Ces objectifs constituent le fondement du Nouveau Concept Stratégique, adopté à Lisbonne pour la décennie à venir. Alors que les objectifs étaient étayés, trois tâches ont été mises en avant : la défense collective, la gestion de crise globale et la sécurité coopérative. Le Concept Stratégique établit que « Nous sommes fermement engagés à préserver l’efficacité [de l’Otan] en tant qu’alliance politico-militaire la plus prospère ».

La tâche essentielle sera de défendre l’Europe et d’assurer la sécurité collective de ses 28 membres, tandis que le Concept Stratégique anticipe la prérogative de l’Otan de monter des opérations expéditionnaires au niveau mondial.
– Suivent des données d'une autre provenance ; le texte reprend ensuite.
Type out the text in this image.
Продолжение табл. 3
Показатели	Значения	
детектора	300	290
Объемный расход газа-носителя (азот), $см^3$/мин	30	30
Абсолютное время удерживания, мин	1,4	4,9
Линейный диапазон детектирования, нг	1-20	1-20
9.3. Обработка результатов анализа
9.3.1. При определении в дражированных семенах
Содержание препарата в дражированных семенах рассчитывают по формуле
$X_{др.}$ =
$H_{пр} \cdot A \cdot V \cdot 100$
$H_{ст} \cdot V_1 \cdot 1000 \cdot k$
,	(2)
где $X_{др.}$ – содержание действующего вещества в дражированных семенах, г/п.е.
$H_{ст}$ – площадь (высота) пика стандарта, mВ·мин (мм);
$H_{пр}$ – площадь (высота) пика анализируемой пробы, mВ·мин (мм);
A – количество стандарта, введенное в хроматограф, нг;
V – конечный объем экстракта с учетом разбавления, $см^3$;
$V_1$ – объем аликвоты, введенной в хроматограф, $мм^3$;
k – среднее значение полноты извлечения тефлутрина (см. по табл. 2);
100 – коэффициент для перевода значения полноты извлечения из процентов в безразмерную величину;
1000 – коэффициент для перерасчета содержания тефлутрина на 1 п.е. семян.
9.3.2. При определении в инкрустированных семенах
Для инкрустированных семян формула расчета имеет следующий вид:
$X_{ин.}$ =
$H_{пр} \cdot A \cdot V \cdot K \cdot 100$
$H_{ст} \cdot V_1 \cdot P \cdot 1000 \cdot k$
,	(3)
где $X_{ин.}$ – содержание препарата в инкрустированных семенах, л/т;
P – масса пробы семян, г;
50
Ce document dit explicitement que « Là où la prévention des conflits s’avère infructueuse, l’OTAN sera préparée et capable de gérer les hostilités en cours. L’Otan a des capacités uniques en matière de gestion de conflit, qui incluent la capacité hors pair de déployer de solides forces militaires sur le terrain et de les maintenir ».

L’alliance a promis de renforcer et de moderniser ses forces conventionnelles et de développer tout l’éventail des capacités militaires. Elle restera une alliance nucléaire, tout en développant une capacité de défense antimissile. Le Concept Stratégique a réaffirmé que l’Otan forgera des partenariats au niveau mondial et réitéré son engagement à étendre la qualité de membre aux Etats démocratiques qui répondent aux critères de l’alliance.
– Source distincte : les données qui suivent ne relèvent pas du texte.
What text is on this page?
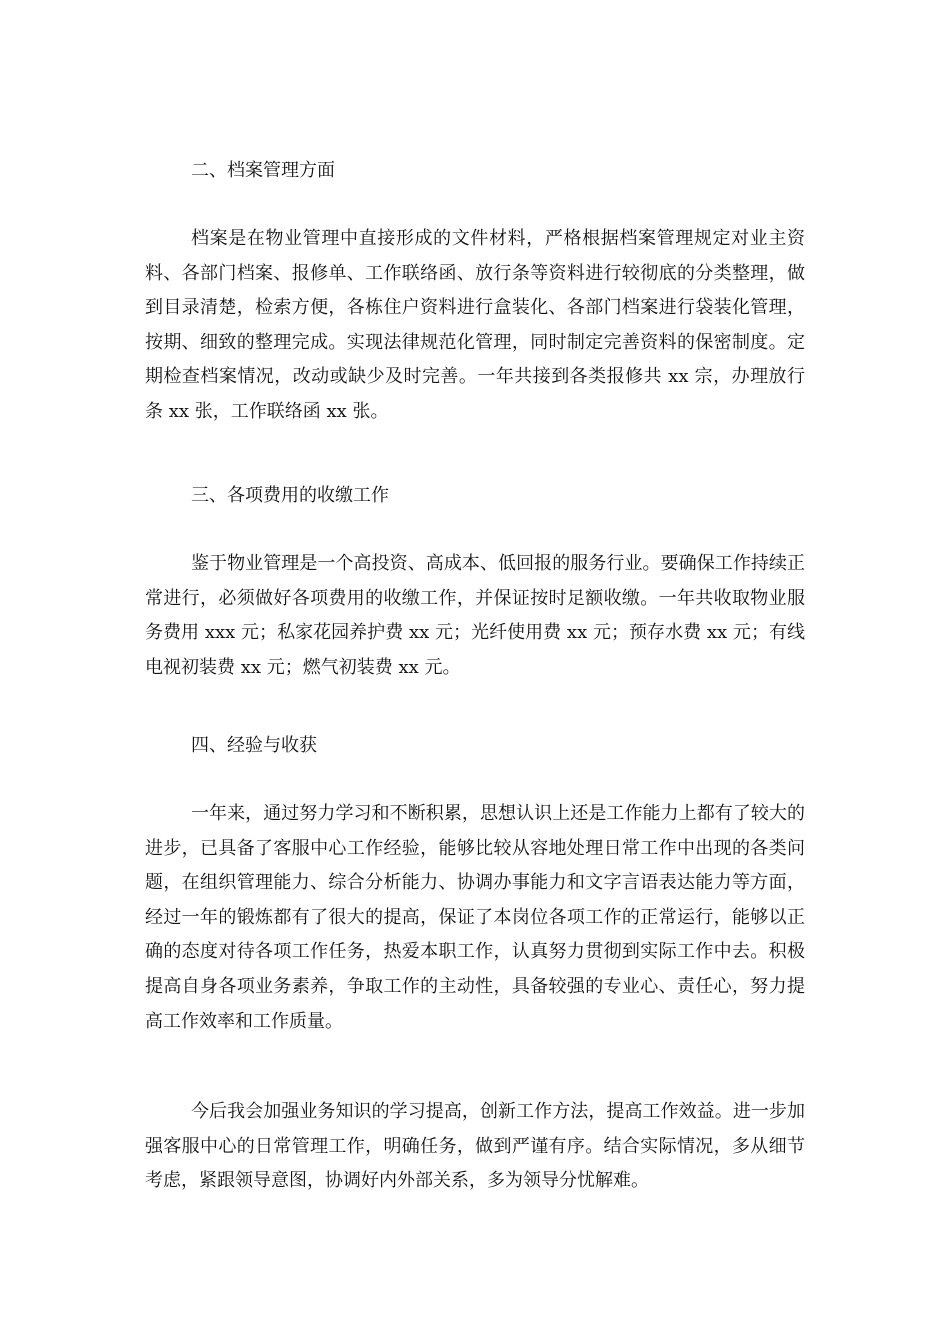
二、档案管理方面

档案是在物业管理中直接形成的文件材料，严格根据档案管理规定对业主资料、各部门档案、报修单、工作联络函、放行条等资料进行较彻底的分类整理，做到目录清楚，检索方便，各栋住户资料进行盒装化、各部门档案进行袋装化管理，按期、细致的整理完成。实现法律规范化管理，同时制定完善资料的保密制度。定期检查档案情况，改动或缺少及时完善。一年共接到各类报修共 xx 宗，办理放行条 xx 张，工作联络函 xx 张。

三、各项费用的收缴工作

鉴于物业管理是一个高投资、高成本、低回报的服务行业。要确保工作持续正常进行，必须做好各项费用的收缴工作，并保证按时足额收缴。一年共收取物业服务费用 xxx 元；私家花园养护费 xx 元；光纤使用费 xx 元；预存水费 xx 元；有线电视初装费 xx 元；燃气初装费 xx 元。

四、经验与收获

一年来，通过努力学习和不断积累，思想认识上还是工作能力上都有了较大的进步，已具备了客服中心工作经验，能够比较从容地处理日常工作中出现的各类问题，在组织管理能力、综合分析能力、协调办事能力和文字言语表达能力等方面，经过一年的锻炼都有了很大的提高，保证了本岗位各项工作的正常运行，能够以正确的态度对待各项工作任务，热爱本职工作，认真努力贯彻到实际工作中去。积极提高自身各项业务素养，争取工作的主动性，具备较强的专业心、责任心，努力提高工作效率和工作质量。

今后我会加强业务知识的学习提高，创新工作方法，提高工作效益。进一步加强客服中心的日常管理工作，明确任务，做到严谨有序。结合实际情况，多从细节考虑，紧跟领导意图，协调好内外部关系，多为领导分忧解难。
Certes, l’implantation de l’alliance occidentale en Asie du Sud façonnera la géopolitique de cette région dans la période à venir et vice-versa.

Jusqu’à récemment, les conversations en Asie du Sud assumaient allègrement que l’Otan n’aurait aucun appétit pour les opérations lointaines et qu’elle recherchait désespérément une stratégie de sortie en Afghanistan. Au contraire, ce qui est apparu au sommet de Lisbonne est que la structure mentale de l’Otan ressort indemne de cette guerre sanglante et que les Etats-Unis pourraient sans doute réussir à atteindre un résultat politiquement acceptable pour l’engagement continu de l’Otan en Afghanistan (et au Pakistan).

 

« Un partenariat solide et durable » avec Kaboul

Plusieurs questions se posent alors que l’Otan se transforme en organisation de sécurité mondiale et qu’elle s’installe à long-terme dans la région de l’Asie du Sud. L’Otan sera-t-elle prête à se soumettre à la volonté collective de la communauté internationale telle qu’elle est représentée dans la charte de l’ONU ? Ou l’article 5 de sa propre charte (une attaque armée contre l’un [des membres de l’Otan] ou plus en Europe ou en Amérique du Nord sera considérée comme une attaque contre tous…) continuera-t-il d’être le principe primordial ?

De très grandes incertitudes persistent quant à la sécurité régionale en Asie du Sud. Les questions de frontières, ainsi que les croyances et les ressentiments exprimés dans les catégories [de population] manichéennes, etc., saccagent l’environnement de sécurité dans la région.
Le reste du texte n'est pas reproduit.